Monday, November 3, 2025

I JUST DONT GET IT


 

          I just don’t get it. How can I go from feeling great and accomplishing a whole bunch of stuff followed by a fairly good night’s sleep to waking up and feeling as though I’ve been run over by a bus? I just don’t get it.

          Yesterday, I cut down all the plants in the back garden, literally filling up my entire yard waste can. I also changed my bed, did laundry, made my dinner, took a shower and washed my hair. I felt good and proud of myself for what I’d accomplished when I went to bed…a very good feeling. I even had a fairly good night’s sleep although calf cramps woke me up a couple of times. My Fitbit says I slept eleven hours and twenty-eight minutes…that includes the hour and twenty-three minutes from going back to bed this morning.

          So, how could I wake up feeling as though I’d barely slept. I logged almost nine hours of sleep, although I do think my Fitbit didn’t record it properly…I was up for at least a half hour because I needed to use the potty and that doesn’t appear to be recorded as other than a short awake time. Yet, here I am grousing through my fingers about still feeling tired.

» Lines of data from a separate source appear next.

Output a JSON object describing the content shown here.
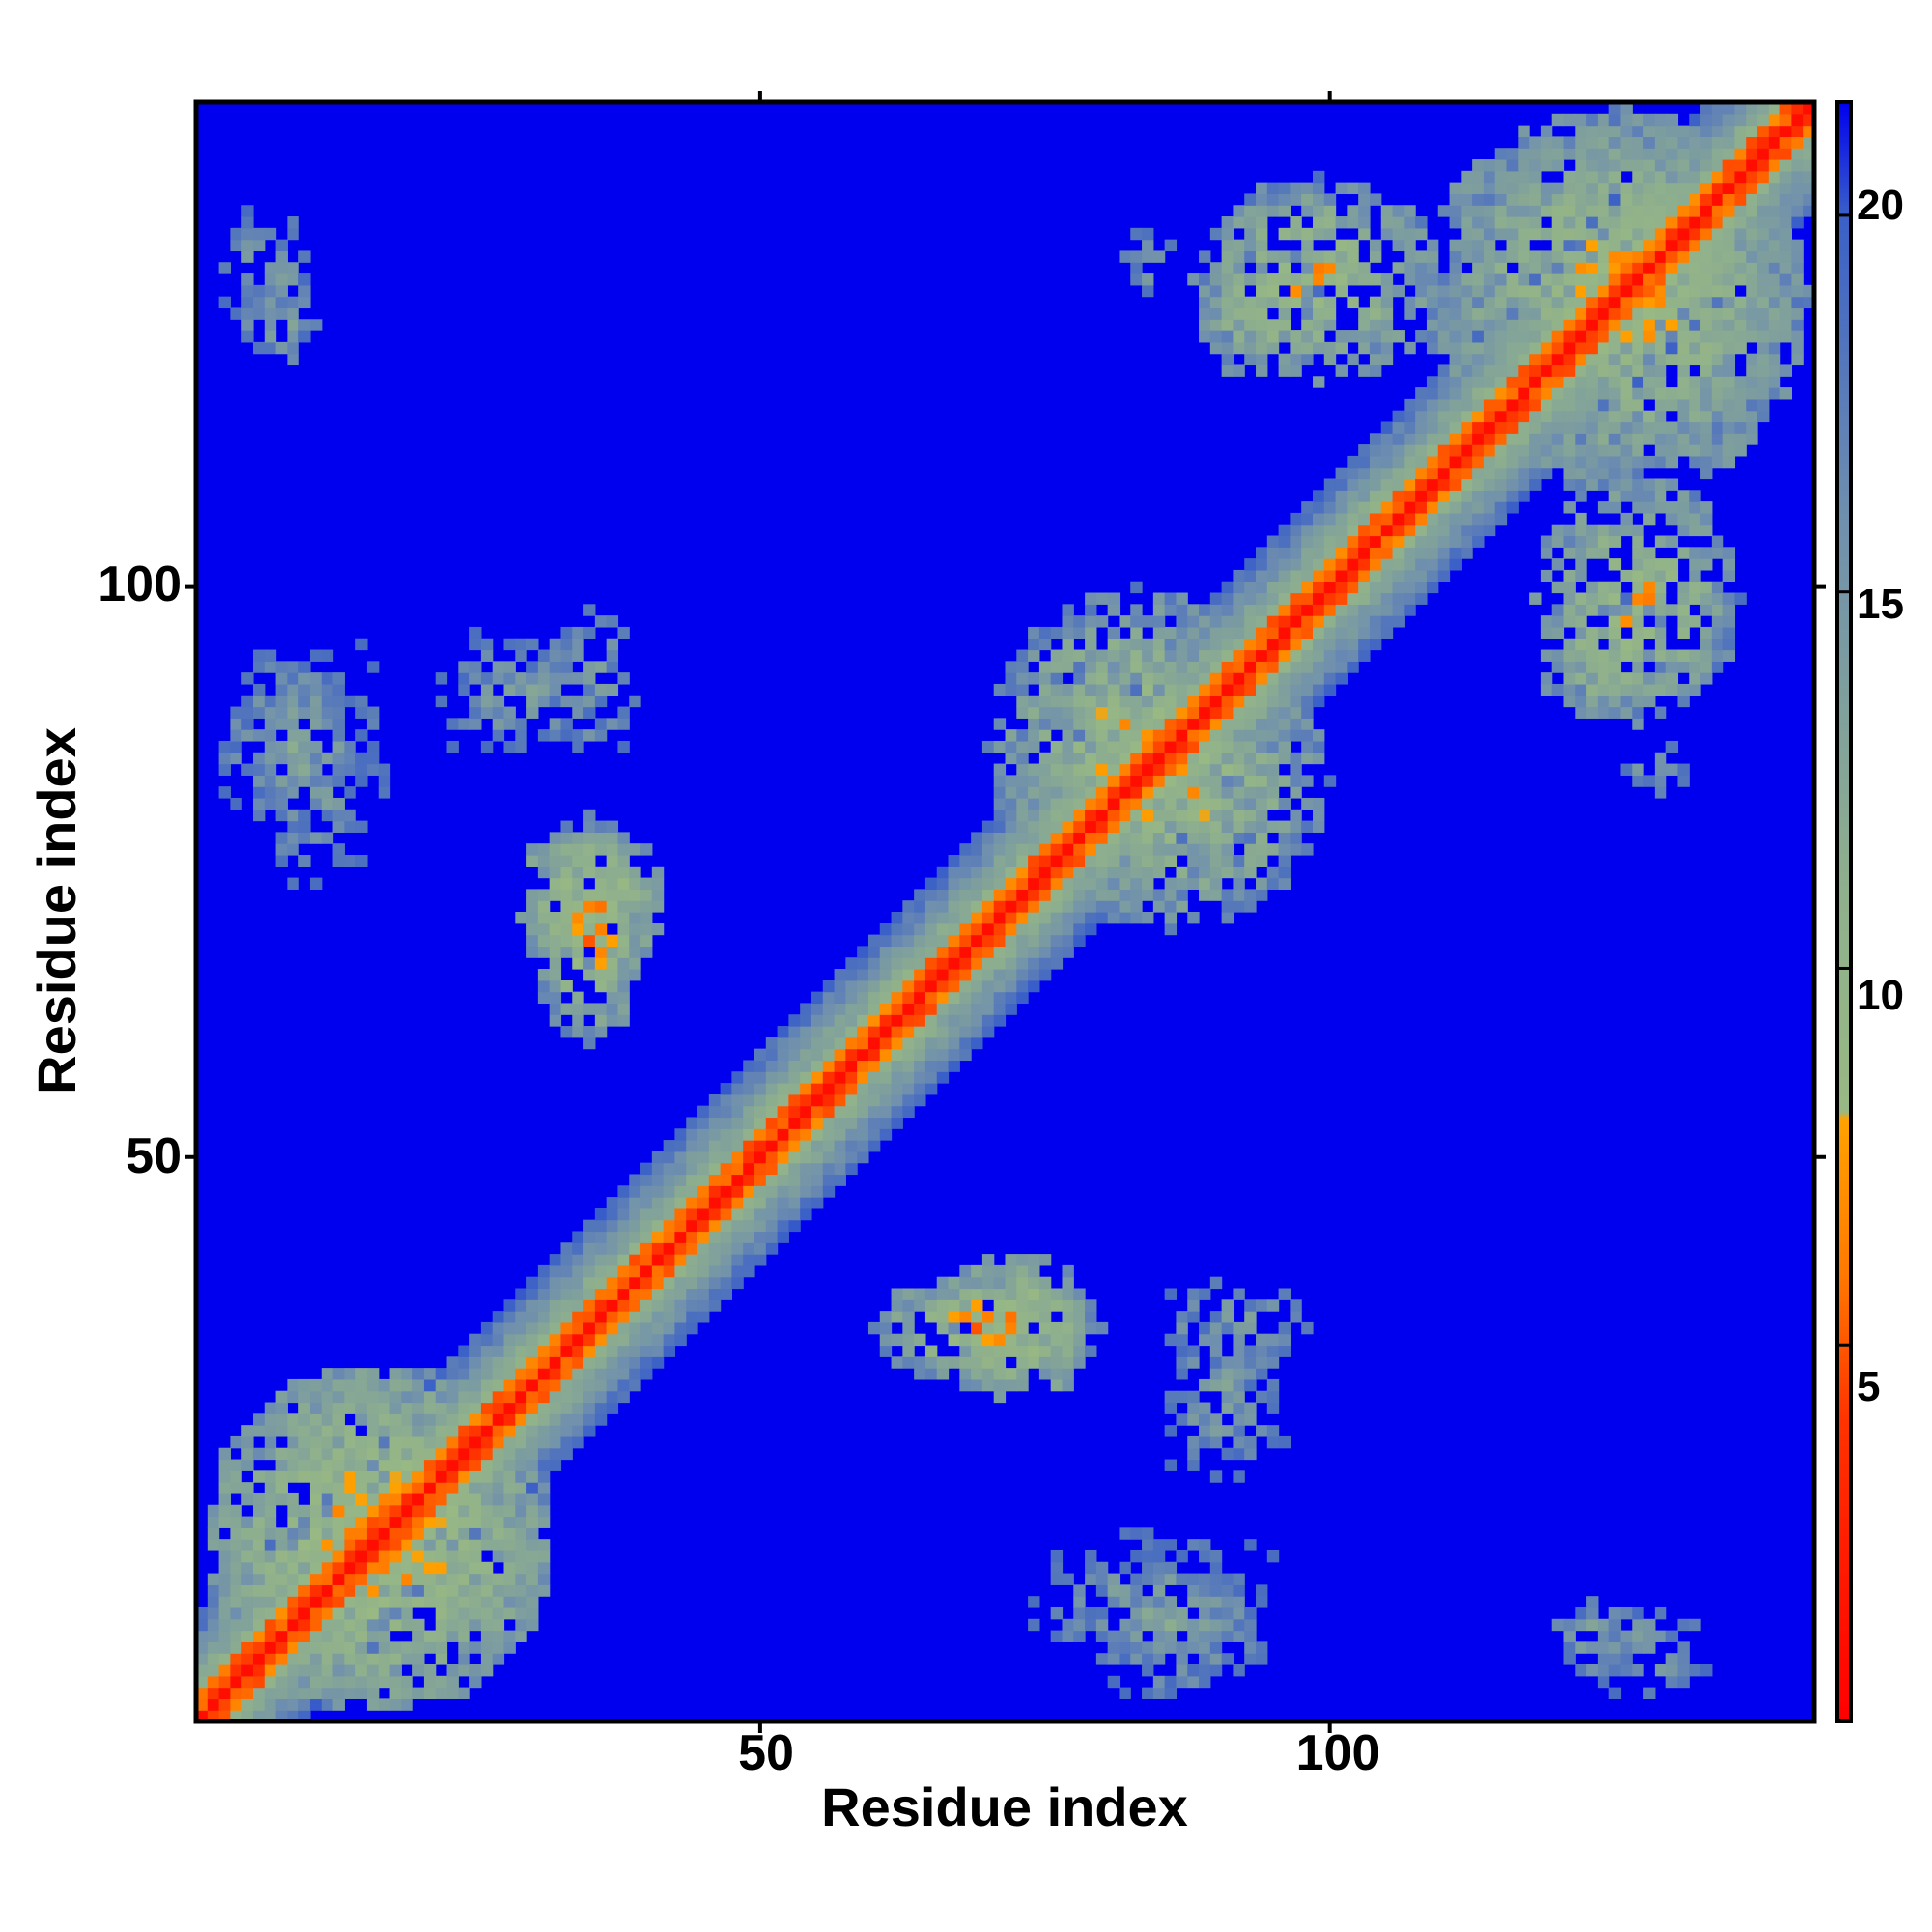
{
  "chart_data": {
    "type": "heatmap",
    "title": "",
    "xlabel": "Residue index",
    "ylabel": "Residue index",
    "n_residues": 142,
    "xlim": [
      1,
      142
    ],
    "ylim": [
      1,
      142
    ],
    "x_ticks": [
      50,
      100
    ],
    "y_ticks": [
      50,
      100
    ],
    "x_tick_labels": [
      "50",
      "100"
    ],
    "y_tick_labels": [
      "50",
      "100"
    ],
    "colorbar": {
      "range": [
        0,
        21.5
      ],
      "ticks": [
        5,
        10,
        15,
        20
      ],
      "tick_labels": [
        "5",
        "10",
        "15",
        "20"
      ],
      "stops": [
        {
          "value": 0,
          "color": "#ff0000"
        },
        {
          "value": 4,
          "color": "#ff3300"
        },
        {
          "value": 6,
          "color": "#ff7a00"
        },
        {
          "value": 8,
          "color": "#ffa200"
        },
        {
          "value": 8.1,
          "color": "#98b884"
        },
        {
          "value": 11,
          "color": "#8fb08c"
        },
        {
          "value": 16,
          "color": "#6f8fae"
        },
        {
          "value": 20,
          "color": "#3a5fc8"
        },
        {
          "value": 21.5,
          "color": "#0000ee"
        }
      ]
    },
    "background_value": 21.5,
    "background_color": "#0000ee",
    "diagonal_band": {
      "core_value": 1,
      "inner_width": 2,
      "outer_width": 9
    },
    "contact_clusters": [
      {
        "x_range": [
          1,
          32
        ],
        "y_range": [
          1,
          32
        ],
        "min_value": 4
      },
      {
        "x_range": [
          28,
          42
        ],
        "y_range": [
          66,
          79
        ],
        "min_value": 4
      },
      {
        "x_range": [
          60,
          80
        ],
        "y_range": [
          30,
          40
        ],
        "min_value": 4
      },
      {
        "x_range": [
          72,
          100
        ],
        "y_range": [
          70,
          96
        ],
        "min_value": 5
      },
      {
        "x_range": [
          88,
          110
        ],
        "y_range": [
          118,
          136
        ],
        "min_value": 5
      },
      {
        "x_range": [
          110,
          142
        ],
        "y_range": [
          108,
          142
        ],
        "min_value": 5
      },
      {
        "x_range": [
          118,
          130
        ],
        "y_range": [
          88,
          100
        ],
        "min_value": 6
      },
      {
        "x_range": [
          72,
          98
        ],
        "y_range": [
          3,
          18
        ],
        "min_value": 10
      },
      {
        "x_range": [
          83,
          100
        ],
        "y_range": [
          30,
          40
        ],
        "min_value": 10
      },
      {
        "x_range": [
          1,
          16
        ],
        "y_range": [
          78,
          96
        ],
        "min_value": 10
      },
      {
        "x_range": [
          20,
          37
        ],
        "y_range": [
          84,
          97
        ],
        "min_value": 10
      },
      {
        "x_range": [
          2,
          12
        ],
        "y_range": [
          122,
          134
        ],
        "min_value": 10
      },
      {
        "x_range": [
          118,
          128
        ],
        "y_range": [
          3,
          13
        ],
        "min_value": 10
      },
      {
        "x_range": [
          122,
          134
        ],
        "y_range": [
          80,
          88
        ],
        "min_value": 12
      }
    ]
  }
}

So, I’m not going to my exercise class although I will do my stretches and physical therapy when I leave this keyboard. Even so, I don’t feel as though I want to do them…I’d just like to go right back to bed. I still feel extremely tired. I just don’t get it.

Saturday, November 1, 2025

MAKE A CHOICE!!!

 


          Well, there’s nothing like having five great days only to have them followed by a day that looks as though it won’t be very good at all; that is provided I allow myself to simply sink into the couch with a book and ignore everything that’s on my “need to accomplish” list. There’s no actual reason for this with the exception of all I have to do is look out the window, or turn off all the lights in my house…it’s dark and dreary out there…and would be in here without electricity.

          Still, there’s really nothing I can do about what’s outside, so I need to address myself, i.e., “Self, get off your ass and get busy!!!”, so I think that’s what I’ll CHOOSE to do.